Ouverture d’une enquête

L’hebdomadaire d’extrême droite « Minute » qui titre à la une « Maligne comme un singe, Taubira retrouve la banane  » était disponible en kiosque mercredi matin. Le gouvernement avait annoncé dès mardi étudier les moyens d’en d’empêcher sa diffusion. S’il n’est pas parvenu à éviter sa diffusion, une enquête préliminaire pour injure publique à caractère racial_ en application de l’article 40 du code de procédure pénal invoqué par le Premier ministre _ a néanmoins été ouverte mercredi, a annoncé le parquet de Paris. Cette enquête a été confiée à la Brigade de répression de la délinquance contre la personne (BRDP) de la police judiciaire parisienne.
Cette Une de l’hebdomadaire d’extrême droite a suscité l’indignation du monde politique, à droite comme à gauche. « Révoltante  ». C’est le sentiment du ministre de l’Intérieur, Manuel Valls, face à la Une de l’hebdomadaire d’extrême droite « Minute  ». «  Nous devons étudier dans les heures qui viennent les moyens que nous pouvons prendre pour agir contre la diffusion de ce journal. Nous ne pouvons pas laisser passer cela   », a déclaré à la presse Manuel Valls, en marge d’un colloque à l’Assemblée nationale sur les réponses à apporter face à la montée du FN. Il a jugé la Une de l’hebdomadaire « révoltante  », « insupportable par la personne qu’elle attaque, Christiane Taubira mais aussi par l’aspect révulsif que cela provoque ».
Des parlementaires PS mais aussi UMP ont fait part mardi de leur choc suite à la publication de la Une de « Minute » . Mercredi, les réactions ont continué, et le maire de Paris Bertrand Delanoë a notamment estimé que «  dans cette période de crise économique et sociale et de perte de référence démocratique, la République (devait) défendre ses valeurs  » avant d’ajouter : « Aucun de nous ne doit offrir de prétexte au racisme ». Patrick Karam, conseiller (UMP) régional Ile-de-France, a même demandé au ministère de l’Intérieur d’"engager la dissolution du journal Minute". Sur France Info, Florian Philippot, vice-président du FN, a assuré pour sa part que la Une en question, comparant la ministre guyanaise Christiane Taubira à un singe, "est inadmissible, extrêmement choquante, comme souvent avec les Unes de Minute puisque nous-mêmes en avons été victimes plusieurs fois".

Des soutiens dans l’opposition

Le président de l’UMP Jean-François Copé a indiqué mercredi qu’il soutenait la démarche judiciaire du gouvernement, considérant sa Une « profondément scandaleuse », tout en insistant qu’il ne laisserait «  pas dire ni sous-entendre que la France est raciste ou que les Français sont racistes  ».

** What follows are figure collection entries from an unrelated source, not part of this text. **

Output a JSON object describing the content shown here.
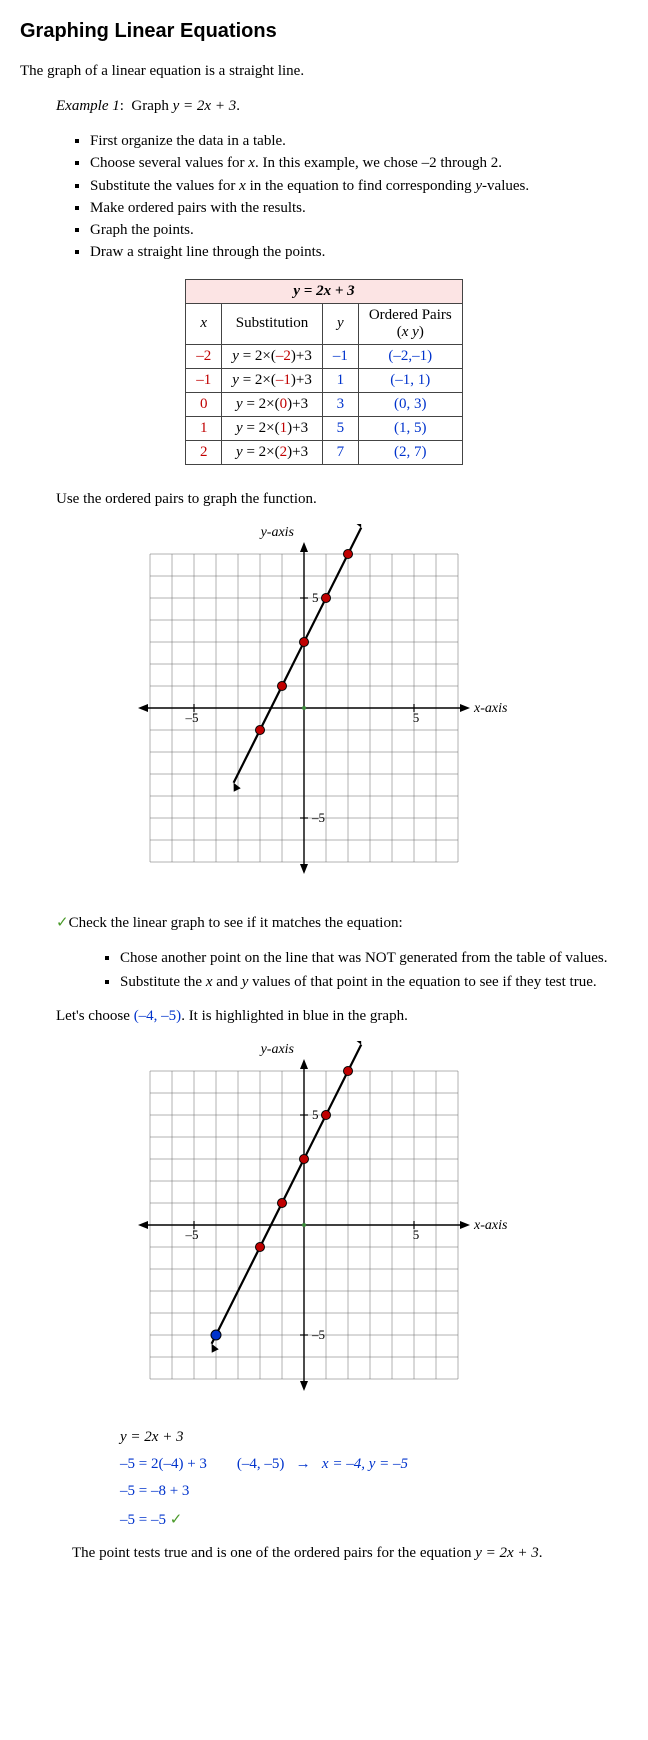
{
  "title": "Graphing Linear Equations",
  "intro": "The graph of a linear equation is a straight line.",
  "example_label": "Example 1",
  "example_prefix": ":  Graph ",
  "example_eq": "y = 2x + 3",
  "example_suffix": ".",
  "steps": [
    "First organize the data in a table.",
    "Choose several values for x.  In this example, we chose –2 through 2.",
    "Substitute the values for x in the equation to find corresponding y-values.",
    "Make ordered pairs with the results.",
    "Graph the points.",
    "Draw a straight line through the points."
  ],
  "table": {
    "eq_header": "y = 2x + 3",
    "col_x": "x",
    "col_sub": "Substitution",
    "col_y": "y",
    "col_pair_l1": "Ordered Pairs",
    "col_pair_l2": "(x y)",
    "rows": [
      {
        "x": "–2",
        "xclass": "red",
        "sub_pre": "y = 2×(",
        "sub_mid": "–2",
        "sub_post": ")+3",
        "y": "–1",
        "pair": "(–2,–1)"
      },
      {
        "x": "–1",
        "xclass": "red",
        "sub_pre": "y = 2×(",
        "sub_mid": "–1",
        "sub_post": ")+3",
        "y": "1",
        "pair": "(–1, 1)"
      },
      {
        "x": "0",
        "xclass": "red",
        "sub_pre": "y = 2×(",
        "sub_mid": "0",
        "sub_post": ")+3",
        "y": "3",
        "pair": "(0, 3)"
      },
      {
        "x": "1",
        "xclass": "red",
        "sub_pre": "y = 2×(",
        "sub_mid": "1",
        "sub_post": ")+3",
        "y": "5",
        "pair": "(1, 5)"
      },
      {
        "x": "2",
        "xclass": "red",
        "sub_pre": "y = 2×(",
        "sub_mid": "2",
        "sub_post": ")+3",
        "y": "7",
        "pair": "(2, 7)"
      }
    ],
    "header_bg": "#fce4e4"
  },
  "use_pairs": "Use the ordered pairs to graph the function.",
  "graph1": {
    "xaxis_label": "x-axis",
    "yaxis_label": "y-axis",
    "tick_xneg": "–5",
    "tick_xpos": "5",
    "tick_yneg": "–5",
    "tick_ypos": "5",
    "grid_color": "#666",
    "axis_color": "#000",
    "line_color": "#000",
    "point_fill": "#c00000",
    "point_stroke": "#000",
    "points": [
      [
        -2,
        -1
      ],
      [
        -1,
        1
      ],
      [
        0,
        3
      ],
      [
        1,
        5
      ],
      [
        2,
        7
      ]
    ],
    "line_start": [
      -3.2,
      -3.4
    ],
    "line_end": [
      2.6,
      8.2
    ]
  },
  "check_text": "Check the linear graph to see if it matches the equation:",
  "check_steps": [
    "Chose another point on the line that was NOT generated from the table of values.",
    "Substitute the x and y values of that point in the equation to see if they test true."
  ],
  "lets_choose_pre": "Let's choose ",
  "lets_choose_pt": "(–4, –5)",
  "lets_choose_post": ".  It is highlighted in blue in the graph.",
  "graph2": {
    "xaxis_label": "x-axis",
    "yaxis_label": "y-axis",
    "tick_xneg": "–5",
    "tick_xpos": "5",
    "tick_yneg": "–5",
    "tick_ypos": "5",
    "grid_color": "#666",
    "axis_color": "#000",
    "line_color": "#000",
    "point_fill": "#c00000",
    "blue_point_fill": "#0033cc",
    "point_stroke": "#000",
    "points": [
      [
        -2,
        -1
      ],
      [
        -1,
        1
      ],
      [
        0,
        3
      ],
      [
        1,
        5
      ],
      [
        2,
        7
      ]
    ],
    "blue_point": [
      -4,
      -5
    ],
    "line_start": [
      -4.2,
      -5.4
    ],
    "line_end": [
      2.6,
      8.2
    ]
  },
  "verify": {
    "l1": "y = 2x + 3",
    "l2a": "–5 = 2(–4) + 3",
    "l2b_pair": "(–4, –5)",
    "l2b_arrow": "→",
    "l2b_xy": "x = –4,  y = –5",
    "l3": "–5 = –8 + 3",
    "l4": "–5 = –5",
    "check": "✓"
  },
  "conclusion_pre": "The point tests true and is one of the ordered pairs for the equation ",
  "conclusion_eq": "y = 2x + 3",
  "conclusion_post": "."
}
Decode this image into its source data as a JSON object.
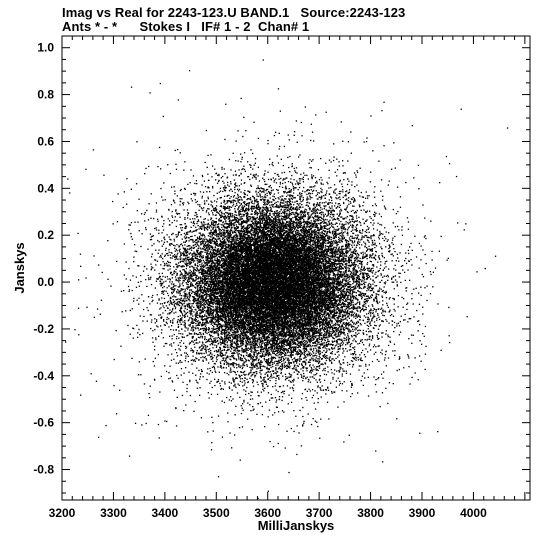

  • Le collectif de parlementaires « La Gauche Forte  » organisait un débat mardi soir à l’Assemblée autour des «  réponses que la gauche doit apporter face à la montée du FN  », auquel participaient Manuel Valls et Christiane Taubira. Le site Internet de l’hebdomadaire n’était plus accessible depuis la mi-journée, en raison, selon « Minute  », d’un « piratage  ». Cela n’a pas empêché l’indignation de monter dans la classe politique.

Sur Twitter, le premier secrétaire du Parti socialiste Harlem Désir a dénoncé une « ignoble Une » et la ministre des Affaires sociales Marisol Touraine a critiqué des « propos honteux et nauséabonds ». Des ténors de l’opposition ont également condamné l’hebdomadaire. La députée UMP et ancienne ministre de Nicolas Sarkozy, Valérie Pécresse, a réagi sur Twitter : « Je t’apporte mon soutien total face au tombereau d’insultes que tu continues de recevoir  ». Le député UDI Yannick Favennec parle de «  la honte » qu’il ressent face à la une de l’hebdomadaire d’extrême droite. Pour sa part, Alain Juppé, demande une «  réponse pénale  ».